I also met some lovely people, including Pammie and Javan, and felt the whole evening was a credit to them both.
September 6, 2010
So I set up this blog back in April, during a 15 minute ‘break’ from revising for my Public Affairs exam. I’d been meaning to do it for a fair while, but other things always seemed more important, whether it be shorthand, coursework or the latest issue of Marie Claire dropping through my student house letterbox. But in all truth, when I did find the time to sit down and enter the blogosphere, I was hesitant. Reluctant in fact. So even when I got round to having my first post (Undecided voter…), I really wasn’t convinced. (Hence it now being five months since I returned).
Because for me, bloggers were self-important opinionists who enjoyed nothing more than to self-indulge in their own regurgitated thoughts. Or they were ‘citizen journalists,’ so often referred to as ‘the enemy’ during my lectures.
But after inspiration from a number of things, including a thoroughly entertaining and thought provoking blog titled The Importance of being Oreo, the author of which is my good friend and fellow journo Natalie Corner, I decided to join in. After all, I realised that indulging in my own thoughts is something I already do, pretty much all the time: I keep a diary; I daydream; I wish; I fantasise; I judge news; I write features; I write reviews; I always imagine plots for future ‘best-seller’ novels in my head. So why not embrace these inherent traits of mine in 21st century style…. and blog.
So I’m going to welcome myself into this sphere (first sign of self-importance maybe?!), and allow everyone else to indulge in what’s going on in the life of a rookie journo.
April 14, 2010
Okay, so I’m 20-years-old and therefore a first time voter. For the last year I’ve known who I’m going to vote for, but now, when it comes down to it, I think I’m undecided, because quite frankly I don’t know whether to pick the policies I agree with, or the person.

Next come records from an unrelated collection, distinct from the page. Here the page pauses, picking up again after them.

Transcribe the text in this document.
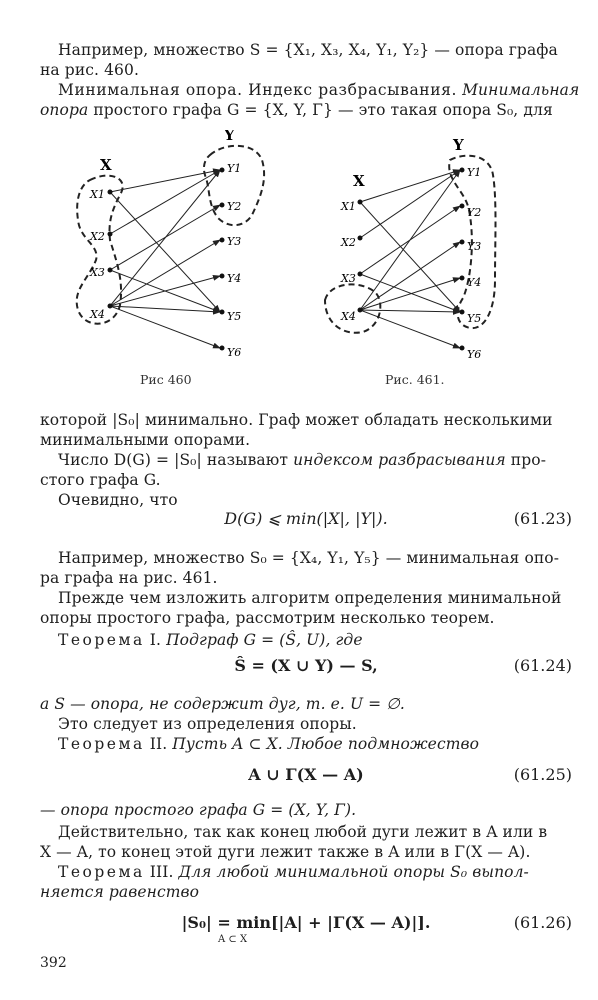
Например, множество S = {X₁, X₃, X₄, Y₁, Y₂} — опора графа
на рис. 460.
Минимальная опора. Индекс разбрасывания. Минимальная
опора простого графа G = {X, Y, Γ} — это такая опора S₀, для
X
Y
X1
X2
X3
X4
Y1
Y2
Y3
Y4
Y5
Y6
Рис 460
X
Y
X1
X2
X3
X4
Y1
Y2
Y3
Y4
Y5
Y6
Рис. 461.
которой |S₀| минимально. Граф может обладать несколькими
минимальными опорами.
Число D(G) = |S₀| называют индексом разбрасывания про-
стого графа G.
Очевидно, что
D(G) ⩽ min(|X|, |Y|).	(61.23)
Например, множество S₀ = {X₄, Y₁, Y₅} — минимальная опо-
ра графа на рис. 461.
Прежде чем изложить алгоритм определения минимальной
опоры простого графа, рассмотрим несколько теорем.
Теорема I. Подграф G = (Ŝ, U), где
Ŝ = (X ∪ Y) — S,	(61.24)
а S — опора, не содержит дуг, т. е. U = ∅.
Это следует из определения опоры.
Теорема II. Пусть A ⊂ X. Любое подмножество
A ∪ Γ(X — A)	(61.25)
— опора простого графа G = (X, Y, Γ).
Действительно, так как конец любой дуги лежит в A или в
X — A, то конец этой дуги лежит также в A или в Γ(X — A).
Теорема III. Для любой минимальной опоры S₀ выпол-
няется равенство
|S₀| = min[|A| + |Γ(X — A)|].	(61.26)
A ⊂ X
392
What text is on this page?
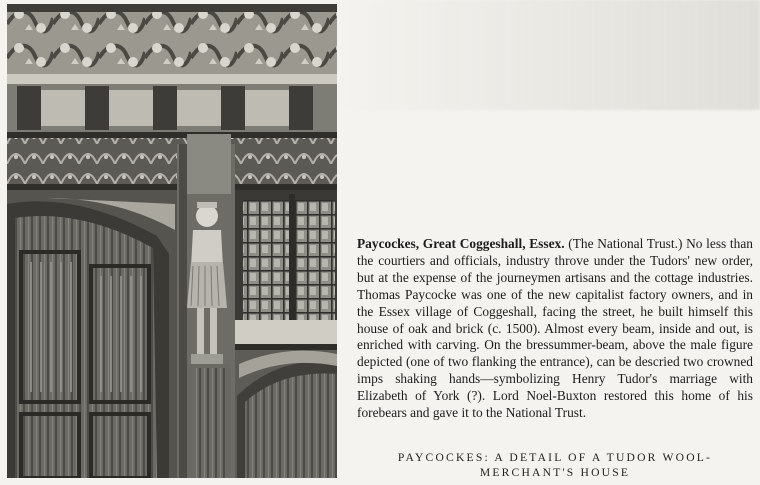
Paycockes, Great Coggeshall, Essex. (The National Trust.) No less than the courtiers and officials, industry throve under the Tudors' new order, but at the expense of the journeymen artisans and the cottage industries. Thomas Paycocke was one of the new capitalist factory owners, and in the Essex village of Coggeshall, facing the street, he built himself this house of oak and brick (c. 1500). Almost every beam, inside and out, is enriched with carving. On the bressummer-beam, above the male figure depicted (one of two flanking the entrance), can be descried two crowned imps shaking hands—symbolizing Henry Tudor's marriage with Elizabeth of York (?). Lord Noel-Buxton restored this home of his forebears and gave it to the National Trust.
PAYCOCKES: A DETAIL OF A TUDOR WOOL-
MERCHANT'S HOUSE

Is this bad? Wrong even?! I don’t know, but as the 6 May approaches, each day I’m switching!
So maybe I’m naive – my friends have always told me this – as I tend believe whatever comes out of someone’s mouth. But right now I’m confused, and I don’t think I’m alone.
A lot of people my age have their views, very strong views in fact. As a third year journalism student you can imagine the opinionated bunch I spend my days with. But honestly, I do believe many of these big views are quite probably mirrors of their middle class parents.
As journalists we’re meant to be open-minded, objective individuals who inhale the events around us and exhale an explanation. And this is another reason why I will wait right up to May 5 to decide my vote. I want to breathe in every policy and every inch of each manifesto before I decide where I’m putting my cross.